On the other hand, investor sentiment in mainland China has seen an upturn in 2025, resulting in a boost in valuation multiples.

However, further growth will rely on companies meeting their earnings expectations, currently predicted at 16% EPS growth in 2026, as indicated in the report.

A significant portion of this growth is dependent on revitalizing consumer spending, which remains a crucial topic but has yet to see substantial support from policy measures.

The report also points out the dividend potential in Asia.

Over the past two decades, dividends in this region have more than doubled, yet the payout ratios remain among the lowest worldwide.

HSBC's analysts remarked, "This indicates substantial room for improvement. Korea's government-led 'Value Up' initiative has encouraged companies to adopt more shareholder-friendly practices, while entities in China and Singapore have also begun increasing their distributions. Notably, Indonesia is leading the region in enhancing payout ratios," the report noted.

While AI continues to dominate discussions in global markets, investor exposure in Asia—particularly in Taiwan and Korea—is nearing capacity, with the average regional portfolio allocating approximately 10% to a single stock, TSMC.

This concentration risk, coupled with the cyclical nature of previous tech booms, is likely to steer investors toward more diversified regional themes in 2026.

HSBC maintains a positive outlook on Hong Kong, India, and Indonesia, while it holds underweight positions in Taiwan, Korea, Japan, Singapore, and Thailand.

Point of View

I firmly believe that India's current market landscape offers compelling opportunities for investors. The underweight positioning in Global Emerging Market portfolios signifies a chance for growth, especially as earnings are poised to recover.

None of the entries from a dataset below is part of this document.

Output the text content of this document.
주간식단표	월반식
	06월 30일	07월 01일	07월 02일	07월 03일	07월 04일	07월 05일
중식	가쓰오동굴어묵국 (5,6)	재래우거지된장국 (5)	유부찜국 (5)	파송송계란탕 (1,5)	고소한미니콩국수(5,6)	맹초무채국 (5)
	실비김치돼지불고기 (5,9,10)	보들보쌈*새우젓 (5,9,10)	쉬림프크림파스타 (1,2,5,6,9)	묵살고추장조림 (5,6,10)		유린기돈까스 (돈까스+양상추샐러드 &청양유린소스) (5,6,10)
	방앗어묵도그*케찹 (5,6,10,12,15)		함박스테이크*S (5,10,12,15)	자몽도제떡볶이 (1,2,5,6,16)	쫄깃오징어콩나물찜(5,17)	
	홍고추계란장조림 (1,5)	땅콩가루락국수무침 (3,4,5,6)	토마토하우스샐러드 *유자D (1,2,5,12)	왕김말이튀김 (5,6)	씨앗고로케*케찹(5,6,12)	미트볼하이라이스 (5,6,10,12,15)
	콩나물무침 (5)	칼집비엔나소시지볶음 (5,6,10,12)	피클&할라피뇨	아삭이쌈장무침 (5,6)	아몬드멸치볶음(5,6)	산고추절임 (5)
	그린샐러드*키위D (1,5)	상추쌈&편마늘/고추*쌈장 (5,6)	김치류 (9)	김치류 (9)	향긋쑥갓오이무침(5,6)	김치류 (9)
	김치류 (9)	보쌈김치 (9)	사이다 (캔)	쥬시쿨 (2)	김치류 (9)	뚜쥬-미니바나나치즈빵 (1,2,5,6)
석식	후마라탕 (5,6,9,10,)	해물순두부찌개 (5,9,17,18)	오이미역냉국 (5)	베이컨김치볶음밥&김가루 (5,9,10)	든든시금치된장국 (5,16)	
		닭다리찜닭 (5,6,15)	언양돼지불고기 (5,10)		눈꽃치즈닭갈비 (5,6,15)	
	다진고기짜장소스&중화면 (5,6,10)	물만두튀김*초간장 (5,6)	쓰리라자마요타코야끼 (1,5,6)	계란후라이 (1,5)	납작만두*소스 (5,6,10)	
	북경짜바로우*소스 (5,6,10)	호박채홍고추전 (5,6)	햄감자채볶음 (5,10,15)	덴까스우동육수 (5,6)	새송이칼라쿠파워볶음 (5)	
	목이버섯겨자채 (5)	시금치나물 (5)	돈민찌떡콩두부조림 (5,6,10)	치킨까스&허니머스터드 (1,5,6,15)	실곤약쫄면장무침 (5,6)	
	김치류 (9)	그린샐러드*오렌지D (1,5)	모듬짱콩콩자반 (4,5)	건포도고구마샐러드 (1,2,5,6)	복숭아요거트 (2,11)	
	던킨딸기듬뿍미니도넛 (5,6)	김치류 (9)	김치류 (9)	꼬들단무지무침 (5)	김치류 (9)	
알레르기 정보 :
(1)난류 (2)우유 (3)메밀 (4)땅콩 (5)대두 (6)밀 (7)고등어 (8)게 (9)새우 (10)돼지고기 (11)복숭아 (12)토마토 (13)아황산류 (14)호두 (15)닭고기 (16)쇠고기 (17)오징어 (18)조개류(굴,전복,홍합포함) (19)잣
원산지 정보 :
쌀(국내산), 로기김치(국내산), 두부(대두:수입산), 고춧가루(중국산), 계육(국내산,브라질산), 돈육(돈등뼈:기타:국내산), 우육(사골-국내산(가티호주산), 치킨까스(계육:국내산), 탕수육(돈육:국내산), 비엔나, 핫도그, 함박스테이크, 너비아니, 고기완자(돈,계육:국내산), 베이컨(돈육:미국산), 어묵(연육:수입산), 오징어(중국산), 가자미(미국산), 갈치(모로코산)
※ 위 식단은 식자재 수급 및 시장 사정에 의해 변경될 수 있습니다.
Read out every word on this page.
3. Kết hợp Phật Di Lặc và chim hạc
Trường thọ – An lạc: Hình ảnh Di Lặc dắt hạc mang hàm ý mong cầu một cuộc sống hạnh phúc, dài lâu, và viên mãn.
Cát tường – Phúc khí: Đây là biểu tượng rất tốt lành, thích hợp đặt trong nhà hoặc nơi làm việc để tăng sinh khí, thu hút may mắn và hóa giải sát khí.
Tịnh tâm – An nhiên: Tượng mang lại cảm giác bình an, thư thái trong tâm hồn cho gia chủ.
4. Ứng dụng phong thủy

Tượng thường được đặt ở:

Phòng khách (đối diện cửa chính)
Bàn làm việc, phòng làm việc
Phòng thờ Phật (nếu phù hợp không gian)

The broader Asian market is evolving, and India is uniquely positioned to capitalize on this shift, making it essential for investors to consider a diversified approach moving forward.
NationPress
20/11/2025

Frequently Asked Questions

Why are Indian valuations considered attractive compared to Chinese equities?
Indian valuations are seen as attractive due to the country's current underweight position in Global Emerging Market portfolios and anticipated earnings recovery driven by improving economic conditions.
What factors are expected to support India's earnings recovery?
Factors supporting India's earnings recovery include expanding bank margins, easing interest rates, and stronger consumer spending.
What role does Indonesia play in the current investment landscape?
Indonesia is gaining traction among investors due to increased government support and favorable monetary conditions expected to foster earnings growth.
What are the implications of high dividend potential in Asia?
High dividend potential in Asia suggests room for companies to enhance shareholder returns, which may attract more investment in the region.
How is the AI market influencing investment strategies in Asia?
The AI market is influencing investment strategies by pushing investors toward diversified regional themes as exposure to key stocks like TSMC reaches capacity.